"That is so, Beorn, and I would gladly have you with me, but maybe I shall be detected in attempting to escape and be slain, or I may fall into the hands of peasants and be brought back here, and if we were together all hope of letting the duke know of our lord's captivity would be at an end. Therefore it were best that I made the attempt first. If I fail, which is like enough, then do you in turn try to get away and bear the news to the duke."

Beorn did not like to stay behind, but he saw that Wulf's plan was best, and accordingly fell in with it.

"Will you go at once?" he asked.

"No; I will stay for a day or two to lull suspicion. They may watch us just at first, but if they see that we do as we are ordered with good-will they will cease to regard us so narrowly; moreover, it will be needful to know the place well before I devise a plan of escape."


CHAPTER V. — ROUEN.

For the next two days the lives of the two young Saxons were well-nigh unbearable. At meals the count by turns abused and jeered at them, and his companions, following his example, lost no opportunity of insulting them in every way.

"If this goes on, Wulf," Beorn said as they threw themselves down on the ground late that night, when the carousal was ended, "I shall snatch the count's dagger from his belt and bury it in his heart, though they put me to death by torture afterwards."

"I thought of doing so myself, Beorn, to-night, when he threw a cup of wine over me.

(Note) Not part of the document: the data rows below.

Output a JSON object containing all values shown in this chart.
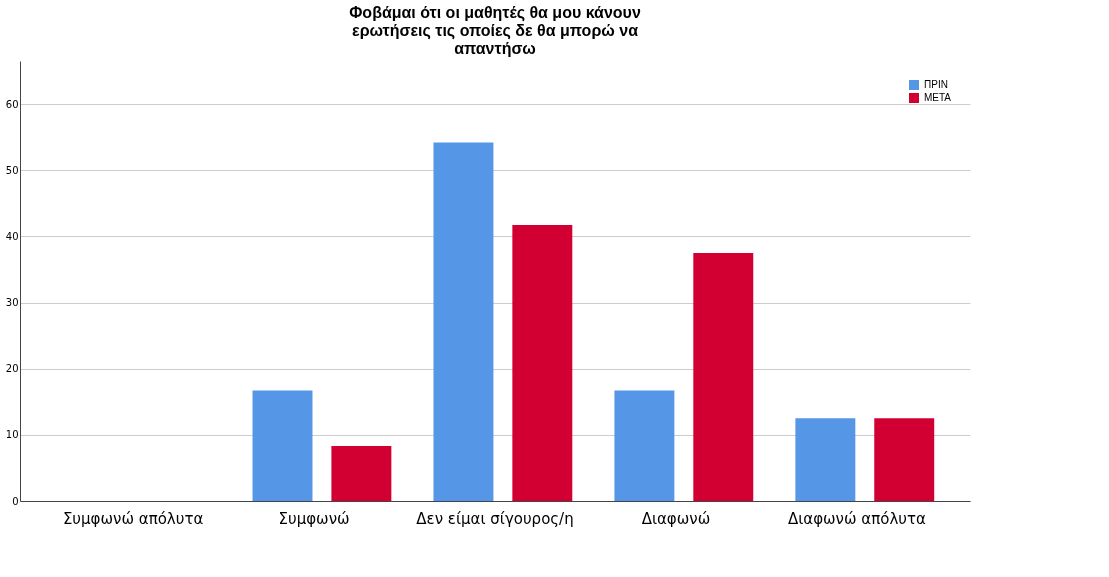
{
  "chart_data": {
    "type": "bar",
    "title": "Φοβάμαι ότι οι μαθητές θα μου κάνουν ερωτήσεις τις οποίες δε θα μπορώ να απαντήσω",
    "categories": [
      "Συμφωνώ απόλυτα",
      "Συμφωνώ",
      "Δεν είμαι σίγουρος/η",
      "Διαφωνώ",
      "Διαφωνώ απόλυτα"
    ],
    "series": [
      {
        "name": "ΠΡΙΝ",
        "color": "#5596e6",
        "values": [
          0,
          16.7,
          54.2,
          16.7,
          12.5
        ]
      },
      {
        "name": "ΜΕΤΑ",
        "color": "#d20032",
        "values": [
          0,
          8.3,
          41.7,
          37.5,
          12.5
        ]
      }
    ],
    "ylim": [
      0,
      66.5
    ],
    "yticks": [
      0,
      10,
      20,
      30,
      40,
      50,
      60
    ],
    "grid": "y",
    "legend": "top right"
  }
}
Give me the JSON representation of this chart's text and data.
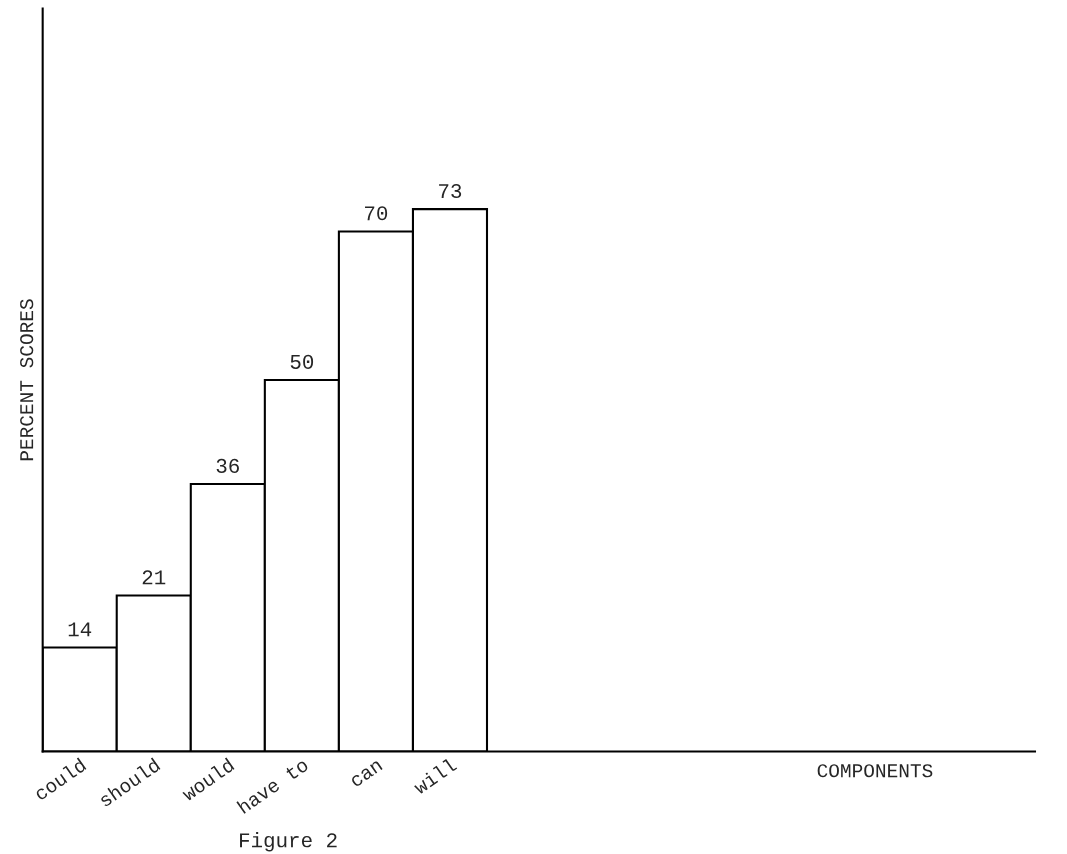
{
  "chart_data": {
    "type": "bar",
    "ylabel": "PERCENT SCORES",
    "categories": [
      "could",
      "should",
      "would",
      "have to",
      "can",
      "will"
    ],
    "values": [
      14,
      21,
      36,
      50,
      70,
      73
    ],
    "color": "#ffffff",
    "data_labels": true,
    "ylim": [
      0,
      100
    ],
    "grid": false,
    "legend": false,
    "annotations": [
      "Figure 2",
      "COMPONENTS"
    ]
  }
}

But I said to myself my life is not my own, Harold's rescue depends on it. We are bound as his men to suffer in patience whatever may befall us. In another hour I shall try to make my escape. When it was your turn to wait this evening I stole away for a time, and went to the shed where they keep the war-engines and took thence a coil of rope, which I have hidden in the courtyard. You know that we noticed last night where the sentries were placed, and decided where I might best drop from the wall unobserved. Fortunately the moat is dry at present, though they can turn water into it from the stream at will, so that once down I shall have no difficulty in getting away. Now I want you to go to sleep directly, I shall not stir until you do so, then when you are questioned in the morning you can say that I was by your side when you went to sleep, and that when you woke in the morning the place was vacant. You can say that I told you during the day that I could not suffer these insults much longer, and that you suppose that after you had gone to sleep I must have got up and either killed myself or in some way made my escape."